O jardineiro fixou seus olhinhos no menino e respondeu:

Matsuo Basho já disse, haiku é o que está acontecendo neste lugar e agora

-Aqui e agora … Mas o poeta escolhe algo especial que está acontecendo, como uma borboleta que pousou em um sino enorme, não é?

-Não! protestou o jardineiro. Tudo o que acontece é poesia, você não precisa da borboleta nem do sino.

David refletiu um pouco e então acrescentou:

-Mas há muitos momentos em que nada de belo ou notável acontece.

-Ah sim? Quais são esses momentos?

-Momentos em que você está entediado, oprimido ou cansado demais para pensar em qualquer coisa.

-Você está falando do observador, não do observado. O fato de você estar entediado, oprimido ou cansado não significa que o mundo seja assim. Basta lavar os olhos com água cristalina e você verá a poesia em tudo.

"Eu entendo", respondeu ele, impressionado. É então uma questão de limpar o nosso olhar, de fazer cair os filtros com que tingimos o que vemos. É isso?

-Você fala como um doutor em budismo. Assim, você nunca aprenderá o segredo dos haicais.

-Como posso aprender então, mestre?

-Não pode.

A expressão de decepção do jovem comoveu o velho, que acrescentou com voz doce:

-Eu vou lhe dar um haiku Kito Takai para que você possa entender:

O rouxinol

alguns dias não vem

outros vêm duas vezes.

Com isso, o jardineiro pegou um balde de metal do chão e deu pequenos passos em direção a uma fonte. Plante-se no meio das flores, o aluno meditou sobre esses três versos. Como com outros haicais, ele apreciava sua beleza, mas não conseguia compreender totalmente seu significado.

Enquanto as crianças corriam pelo jardim e os casais de mãos dadas nos cantos onde achavam que não eram vistos, David esperou que o jardineiro voltasse para lhe dar sua interpretação:

-Vamos ver se entendi … É o dia em que o rouxinol vem duas vezes para compensar o fato de outro dia ele não ter vindo?

-Você não entendeu nada! O rouxinol não tem obrigação de vir.

O jovem ficou sem palavras até que uma rachadura começou a se abrir em seu entendimento e ele disse:

-O que acontece quando o rouxinol não chega?

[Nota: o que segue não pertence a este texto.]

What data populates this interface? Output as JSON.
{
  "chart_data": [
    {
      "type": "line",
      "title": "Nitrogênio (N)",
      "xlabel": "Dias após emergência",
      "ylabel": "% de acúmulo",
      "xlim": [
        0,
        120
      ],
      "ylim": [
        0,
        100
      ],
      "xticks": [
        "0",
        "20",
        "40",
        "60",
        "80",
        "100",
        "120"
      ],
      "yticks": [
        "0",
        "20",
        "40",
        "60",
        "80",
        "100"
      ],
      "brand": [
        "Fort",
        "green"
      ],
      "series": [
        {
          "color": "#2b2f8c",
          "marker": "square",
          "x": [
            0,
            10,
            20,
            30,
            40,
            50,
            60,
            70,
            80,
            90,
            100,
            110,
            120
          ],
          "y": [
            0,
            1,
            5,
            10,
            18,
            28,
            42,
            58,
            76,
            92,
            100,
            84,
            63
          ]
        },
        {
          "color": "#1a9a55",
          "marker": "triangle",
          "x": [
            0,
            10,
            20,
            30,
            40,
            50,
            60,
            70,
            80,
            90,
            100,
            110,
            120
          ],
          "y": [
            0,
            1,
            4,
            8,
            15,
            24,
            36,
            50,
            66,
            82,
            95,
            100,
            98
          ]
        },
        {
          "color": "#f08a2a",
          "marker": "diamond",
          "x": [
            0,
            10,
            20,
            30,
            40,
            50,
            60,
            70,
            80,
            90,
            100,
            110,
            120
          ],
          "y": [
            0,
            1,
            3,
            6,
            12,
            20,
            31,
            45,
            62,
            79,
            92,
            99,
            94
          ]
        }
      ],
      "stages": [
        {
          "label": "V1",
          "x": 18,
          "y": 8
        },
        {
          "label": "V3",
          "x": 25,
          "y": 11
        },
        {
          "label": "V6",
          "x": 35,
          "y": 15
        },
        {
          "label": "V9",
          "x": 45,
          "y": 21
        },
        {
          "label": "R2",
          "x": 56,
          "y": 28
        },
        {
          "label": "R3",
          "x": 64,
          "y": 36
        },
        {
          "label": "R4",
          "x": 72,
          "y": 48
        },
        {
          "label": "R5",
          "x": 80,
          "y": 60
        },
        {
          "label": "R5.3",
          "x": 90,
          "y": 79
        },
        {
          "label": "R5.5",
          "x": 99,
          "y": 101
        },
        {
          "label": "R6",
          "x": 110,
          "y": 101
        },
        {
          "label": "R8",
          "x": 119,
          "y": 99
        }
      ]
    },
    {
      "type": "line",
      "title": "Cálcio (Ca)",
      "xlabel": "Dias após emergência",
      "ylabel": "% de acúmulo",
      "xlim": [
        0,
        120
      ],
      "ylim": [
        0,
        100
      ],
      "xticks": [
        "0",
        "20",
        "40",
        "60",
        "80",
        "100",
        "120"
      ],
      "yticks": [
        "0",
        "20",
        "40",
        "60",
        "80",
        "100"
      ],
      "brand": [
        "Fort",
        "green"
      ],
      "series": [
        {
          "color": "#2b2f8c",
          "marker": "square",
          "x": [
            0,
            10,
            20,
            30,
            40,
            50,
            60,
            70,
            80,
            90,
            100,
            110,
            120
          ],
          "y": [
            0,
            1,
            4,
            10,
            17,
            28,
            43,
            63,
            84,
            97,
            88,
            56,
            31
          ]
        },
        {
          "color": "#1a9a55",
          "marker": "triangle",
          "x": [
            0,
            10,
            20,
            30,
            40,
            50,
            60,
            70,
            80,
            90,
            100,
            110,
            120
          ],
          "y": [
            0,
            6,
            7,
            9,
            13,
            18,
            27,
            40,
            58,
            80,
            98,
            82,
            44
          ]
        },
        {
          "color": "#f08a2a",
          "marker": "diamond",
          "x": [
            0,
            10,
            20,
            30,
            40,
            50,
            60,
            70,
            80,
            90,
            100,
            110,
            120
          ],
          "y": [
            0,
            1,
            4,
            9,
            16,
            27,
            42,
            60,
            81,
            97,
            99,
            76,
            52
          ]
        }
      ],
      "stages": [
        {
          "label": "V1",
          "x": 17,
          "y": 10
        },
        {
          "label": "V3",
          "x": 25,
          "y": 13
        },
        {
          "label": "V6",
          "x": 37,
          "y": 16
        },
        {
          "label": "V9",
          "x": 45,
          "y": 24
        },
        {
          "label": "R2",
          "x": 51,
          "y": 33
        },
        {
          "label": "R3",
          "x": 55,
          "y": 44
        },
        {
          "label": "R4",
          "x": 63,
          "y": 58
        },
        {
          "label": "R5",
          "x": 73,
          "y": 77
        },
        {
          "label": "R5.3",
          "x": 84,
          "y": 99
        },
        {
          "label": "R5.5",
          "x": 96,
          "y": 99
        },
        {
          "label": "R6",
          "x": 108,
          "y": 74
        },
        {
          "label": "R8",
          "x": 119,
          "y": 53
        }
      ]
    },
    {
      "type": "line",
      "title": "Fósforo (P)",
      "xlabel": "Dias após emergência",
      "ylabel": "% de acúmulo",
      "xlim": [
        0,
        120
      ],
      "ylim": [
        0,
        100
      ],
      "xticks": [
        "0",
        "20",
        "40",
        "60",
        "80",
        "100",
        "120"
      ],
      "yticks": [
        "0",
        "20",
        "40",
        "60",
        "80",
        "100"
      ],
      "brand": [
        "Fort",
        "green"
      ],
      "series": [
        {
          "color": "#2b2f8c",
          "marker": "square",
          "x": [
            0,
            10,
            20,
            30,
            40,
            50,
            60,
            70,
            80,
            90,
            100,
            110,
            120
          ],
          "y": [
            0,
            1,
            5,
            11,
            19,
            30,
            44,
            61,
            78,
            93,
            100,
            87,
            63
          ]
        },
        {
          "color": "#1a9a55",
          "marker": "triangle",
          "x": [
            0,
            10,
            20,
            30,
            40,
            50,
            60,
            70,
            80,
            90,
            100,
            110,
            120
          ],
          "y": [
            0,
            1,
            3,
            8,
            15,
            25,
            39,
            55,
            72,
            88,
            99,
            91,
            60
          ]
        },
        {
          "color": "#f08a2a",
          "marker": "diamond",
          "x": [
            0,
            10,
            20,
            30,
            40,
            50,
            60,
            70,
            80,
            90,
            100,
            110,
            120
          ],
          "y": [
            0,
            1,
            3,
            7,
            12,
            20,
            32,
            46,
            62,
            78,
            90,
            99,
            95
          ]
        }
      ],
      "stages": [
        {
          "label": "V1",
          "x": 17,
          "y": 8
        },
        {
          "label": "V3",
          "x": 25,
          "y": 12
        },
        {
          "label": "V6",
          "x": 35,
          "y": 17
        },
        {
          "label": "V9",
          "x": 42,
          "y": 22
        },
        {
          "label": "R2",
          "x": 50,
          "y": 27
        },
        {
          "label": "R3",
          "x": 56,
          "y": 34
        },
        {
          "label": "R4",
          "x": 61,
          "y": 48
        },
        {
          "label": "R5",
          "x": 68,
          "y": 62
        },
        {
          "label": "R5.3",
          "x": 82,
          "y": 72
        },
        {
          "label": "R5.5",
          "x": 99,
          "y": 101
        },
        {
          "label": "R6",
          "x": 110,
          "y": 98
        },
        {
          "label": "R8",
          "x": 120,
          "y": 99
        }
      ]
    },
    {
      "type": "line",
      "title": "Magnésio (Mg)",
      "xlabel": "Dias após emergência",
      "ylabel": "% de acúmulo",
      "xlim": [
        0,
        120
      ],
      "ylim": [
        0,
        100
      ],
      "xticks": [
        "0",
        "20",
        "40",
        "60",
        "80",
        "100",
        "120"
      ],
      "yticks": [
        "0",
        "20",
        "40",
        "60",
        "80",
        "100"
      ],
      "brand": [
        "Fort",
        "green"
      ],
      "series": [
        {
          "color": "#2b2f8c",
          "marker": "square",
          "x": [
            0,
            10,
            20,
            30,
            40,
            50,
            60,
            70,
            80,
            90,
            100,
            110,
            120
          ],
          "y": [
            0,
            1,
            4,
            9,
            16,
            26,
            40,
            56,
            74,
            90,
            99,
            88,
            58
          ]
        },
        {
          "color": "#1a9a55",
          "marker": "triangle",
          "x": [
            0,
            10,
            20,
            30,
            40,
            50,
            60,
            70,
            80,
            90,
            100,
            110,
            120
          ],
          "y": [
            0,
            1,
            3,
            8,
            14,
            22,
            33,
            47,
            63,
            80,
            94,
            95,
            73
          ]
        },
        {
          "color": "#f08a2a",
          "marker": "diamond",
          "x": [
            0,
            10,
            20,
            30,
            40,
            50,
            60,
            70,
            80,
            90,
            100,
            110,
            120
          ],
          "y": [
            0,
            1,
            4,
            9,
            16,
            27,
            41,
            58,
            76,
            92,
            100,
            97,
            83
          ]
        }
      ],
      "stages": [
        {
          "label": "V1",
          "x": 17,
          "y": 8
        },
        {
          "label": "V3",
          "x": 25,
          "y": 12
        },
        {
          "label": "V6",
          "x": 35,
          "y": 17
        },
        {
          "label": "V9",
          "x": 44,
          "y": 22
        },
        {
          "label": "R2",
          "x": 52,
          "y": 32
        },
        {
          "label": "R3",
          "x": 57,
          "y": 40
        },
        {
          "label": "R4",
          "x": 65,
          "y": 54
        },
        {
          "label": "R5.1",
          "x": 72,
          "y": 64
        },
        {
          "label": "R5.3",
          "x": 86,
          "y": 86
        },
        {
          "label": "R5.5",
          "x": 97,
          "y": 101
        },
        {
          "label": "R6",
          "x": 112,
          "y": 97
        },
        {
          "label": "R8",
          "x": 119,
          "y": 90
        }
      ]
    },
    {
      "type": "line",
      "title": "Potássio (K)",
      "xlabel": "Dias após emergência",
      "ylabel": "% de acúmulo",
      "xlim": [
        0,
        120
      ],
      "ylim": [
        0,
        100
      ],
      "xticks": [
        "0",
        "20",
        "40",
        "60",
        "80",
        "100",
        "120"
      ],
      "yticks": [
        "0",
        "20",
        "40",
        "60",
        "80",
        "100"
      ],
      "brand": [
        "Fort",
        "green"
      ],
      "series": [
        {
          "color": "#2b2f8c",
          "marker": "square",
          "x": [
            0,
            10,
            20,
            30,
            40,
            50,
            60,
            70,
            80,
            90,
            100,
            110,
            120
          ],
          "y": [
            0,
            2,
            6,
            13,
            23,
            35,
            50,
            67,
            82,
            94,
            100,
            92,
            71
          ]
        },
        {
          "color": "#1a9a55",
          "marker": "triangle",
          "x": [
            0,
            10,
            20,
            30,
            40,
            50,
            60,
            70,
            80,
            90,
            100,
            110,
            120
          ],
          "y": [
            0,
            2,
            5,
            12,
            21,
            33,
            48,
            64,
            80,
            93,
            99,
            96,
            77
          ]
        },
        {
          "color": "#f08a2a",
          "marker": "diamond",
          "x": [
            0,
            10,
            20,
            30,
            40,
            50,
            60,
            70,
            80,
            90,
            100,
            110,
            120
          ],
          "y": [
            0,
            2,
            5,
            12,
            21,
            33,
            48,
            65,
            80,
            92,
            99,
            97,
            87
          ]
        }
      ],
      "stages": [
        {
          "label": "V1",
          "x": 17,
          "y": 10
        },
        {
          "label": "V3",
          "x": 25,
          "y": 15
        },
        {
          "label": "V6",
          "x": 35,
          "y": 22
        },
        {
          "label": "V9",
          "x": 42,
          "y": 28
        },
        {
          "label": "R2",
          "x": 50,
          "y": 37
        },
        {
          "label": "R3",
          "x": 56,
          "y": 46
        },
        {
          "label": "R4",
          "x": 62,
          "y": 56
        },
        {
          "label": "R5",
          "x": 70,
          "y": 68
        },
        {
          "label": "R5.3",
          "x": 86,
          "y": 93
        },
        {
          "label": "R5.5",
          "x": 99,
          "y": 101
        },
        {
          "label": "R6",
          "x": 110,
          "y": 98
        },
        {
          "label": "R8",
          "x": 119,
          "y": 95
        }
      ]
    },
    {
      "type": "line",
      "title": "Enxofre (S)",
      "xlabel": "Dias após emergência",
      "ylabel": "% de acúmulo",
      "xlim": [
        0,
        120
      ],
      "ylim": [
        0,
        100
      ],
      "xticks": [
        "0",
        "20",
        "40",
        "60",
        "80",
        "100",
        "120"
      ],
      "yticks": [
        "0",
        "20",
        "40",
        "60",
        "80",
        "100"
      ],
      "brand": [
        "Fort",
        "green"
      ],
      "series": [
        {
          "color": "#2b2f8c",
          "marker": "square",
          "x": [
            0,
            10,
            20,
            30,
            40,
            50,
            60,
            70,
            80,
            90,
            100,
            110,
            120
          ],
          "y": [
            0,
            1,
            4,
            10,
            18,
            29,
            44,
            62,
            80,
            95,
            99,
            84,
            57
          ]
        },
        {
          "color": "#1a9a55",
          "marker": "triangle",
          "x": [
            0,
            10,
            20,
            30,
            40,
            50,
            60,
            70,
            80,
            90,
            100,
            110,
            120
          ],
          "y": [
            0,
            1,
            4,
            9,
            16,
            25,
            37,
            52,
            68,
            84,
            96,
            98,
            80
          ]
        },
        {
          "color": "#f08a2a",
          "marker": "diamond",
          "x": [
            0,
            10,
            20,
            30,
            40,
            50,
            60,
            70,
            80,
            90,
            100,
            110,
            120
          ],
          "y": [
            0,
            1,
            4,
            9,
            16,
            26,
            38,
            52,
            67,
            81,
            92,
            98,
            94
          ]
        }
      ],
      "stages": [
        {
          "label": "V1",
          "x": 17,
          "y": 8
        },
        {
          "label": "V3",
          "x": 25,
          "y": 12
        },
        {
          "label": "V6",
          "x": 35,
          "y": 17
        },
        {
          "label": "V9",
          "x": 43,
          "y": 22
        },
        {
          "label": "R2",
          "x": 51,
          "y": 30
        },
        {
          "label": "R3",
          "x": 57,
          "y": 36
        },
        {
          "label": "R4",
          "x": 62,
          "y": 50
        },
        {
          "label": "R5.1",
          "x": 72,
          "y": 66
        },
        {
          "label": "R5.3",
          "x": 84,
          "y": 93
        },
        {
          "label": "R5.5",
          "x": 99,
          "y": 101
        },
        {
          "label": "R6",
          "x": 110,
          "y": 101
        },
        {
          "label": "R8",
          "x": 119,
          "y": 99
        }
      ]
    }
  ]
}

-Essa é uma boa pergunta. O que acontece quando você acha que nada está acontecendo ?

David olhou em volta e viu os bordos balançando ao vento, as flores que cresciam entre os caminhos, um gato dormindo perto de um lago, carrinhos de bebê e velhos. Descendo a colina onde ficava o jardim, a agitação moderada de Kyoto.

"Sempre está acontecendo algo lindo ", concluiu David, "se pudermos apreciá-lo."

"Agora você disse isso", sorriu o jardineiro. Não há momento perdido.